The input "record" by default is the empty map but you can do things like $x=3, or unset $y, or $* = {"x": 3, "y": 4} to populate it. Or, :open foo.dat followed by :read to populate it from a data file.

Non-assignment expressions, such as 7 or true, operate as filter conditions in the put DSL: they can be used to specify whether a record will or won't be included in the output-record stream. But here in the REPL, they are simply printed to the terminal, e.g. if you type 1+2, you will see 3.

Examples:

$ mlr repl
Miller v6.0.0-dev
Type ':help' for on-line help; ':quit' to quit.
[mlr] 

[mlr] 1+2
3
[mlr] x=3  # These are local variables
[mlr] y=4
[mlr] x+y
7
[mlr] <
func f(a,b) {
  return a**b
}
>
[mlr] f(7,5)
16807
[mlr] :open foo.dat
[mlr] :read
[mlr] :context
FILENAME="foo.dat",FILENUM=1,NR=1,FNR=1
[mlr] $*
{
  "a": "eks",
  "b": "wye",
  "i": 4,
  "x": 0.38139939387114097,
  "y": 0.13418874328430463
}
[mlr] f($x,$i)
0.021160211005187134
[mlr] $z = f($x, $i)
[mlr] $*
{
  "a": "eks",
  "b": "wye",
  "i": 4,
  "x": 0.38139939387114097,
  "y": 0.13418874328430463,
  "z": 0.021160211005187134
}

Implementation of the REPL

This is a small modification around the CST and the put verb.. Most of the keystroking here is for online help and command-line parsing.

One subtlety is that non-assignment expressions like NR < 10 are filter statements within put -- they can be used to control whether or not a given record is included in the output stream.
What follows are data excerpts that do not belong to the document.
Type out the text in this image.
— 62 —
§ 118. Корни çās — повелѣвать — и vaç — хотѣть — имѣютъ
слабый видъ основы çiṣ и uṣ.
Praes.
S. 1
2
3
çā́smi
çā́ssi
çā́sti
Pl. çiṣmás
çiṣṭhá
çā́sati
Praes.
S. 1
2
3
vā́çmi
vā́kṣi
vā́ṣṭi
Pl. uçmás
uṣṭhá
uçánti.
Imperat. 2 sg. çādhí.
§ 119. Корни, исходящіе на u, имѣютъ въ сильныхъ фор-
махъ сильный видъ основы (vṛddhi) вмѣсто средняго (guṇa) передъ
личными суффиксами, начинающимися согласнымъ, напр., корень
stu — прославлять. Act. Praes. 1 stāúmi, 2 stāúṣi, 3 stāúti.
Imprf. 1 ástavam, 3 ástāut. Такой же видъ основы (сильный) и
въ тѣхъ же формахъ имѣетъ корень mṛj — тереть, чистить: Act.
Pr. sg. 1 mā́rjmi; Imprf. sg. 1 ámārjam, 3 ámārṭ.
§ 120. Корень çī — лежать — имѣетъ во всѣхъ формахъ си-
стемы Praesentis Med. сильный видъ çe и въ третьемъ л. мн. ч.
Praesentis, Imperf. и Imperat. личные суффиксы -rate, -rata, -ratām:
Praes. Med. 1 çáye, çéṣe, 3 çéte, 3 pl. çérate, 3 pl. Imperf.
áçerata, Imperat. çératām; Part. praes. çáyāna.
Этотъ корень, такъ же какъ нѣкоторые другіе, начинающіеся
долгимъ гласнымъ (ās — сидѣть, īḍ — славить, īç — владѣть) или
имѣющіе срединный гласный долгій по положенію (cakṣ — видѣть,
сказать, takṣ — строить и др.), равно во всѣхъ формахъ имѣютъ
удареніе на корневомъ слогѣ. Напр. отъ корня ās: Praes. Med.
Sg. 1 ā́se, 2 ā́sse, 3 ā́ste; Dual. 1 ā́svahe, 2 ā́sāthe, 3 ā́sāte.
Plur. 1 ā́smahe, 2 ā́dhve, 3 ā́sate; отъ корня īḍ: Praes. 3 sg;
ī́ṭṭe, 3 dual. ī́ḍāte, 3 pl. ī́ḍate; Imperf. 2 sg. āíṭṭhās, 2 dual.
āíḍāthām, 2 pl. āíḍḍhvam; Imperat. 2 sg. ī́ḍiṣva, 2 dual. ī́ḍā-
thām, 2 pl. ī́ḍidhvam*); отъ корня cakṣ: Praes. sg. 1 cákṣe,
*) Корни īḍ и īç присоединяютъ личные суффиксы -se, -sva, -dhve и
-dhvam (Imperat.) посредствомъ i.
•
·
Here, in the REPL, these expressions are simply printed to the terminal. And for :skip until ... or :process until ..., they're used as the exit condition to break out of reading input records.

File structure

  • types.go -- data types including the Repl class
  • entry.go -- shell command-line entry point to the Miller repl command line. E.g. handles mlr repl --json which is typed at the shell prompt, and starts a command-line session at the Miller REPL prompt.
  • session.go -- constructs a Repl object and ingests command lines, dispatching them either to the DSL (e.g. $z = $x + $y) or to the non-DSL verb handler (e.g. :open foo.dat or help).
  • prompt.go -- Handling for default and customized banners/prompts for the Miller REPL.
  • dsl.go -- Handler for taking DSL statements typed in interactively by the user, parsing them to an AST (via the parsing package), building a CST from the AST, and executing the CST.
  • verbs.go -- Handlers for non-DSL statements like :open foo.dat or :help.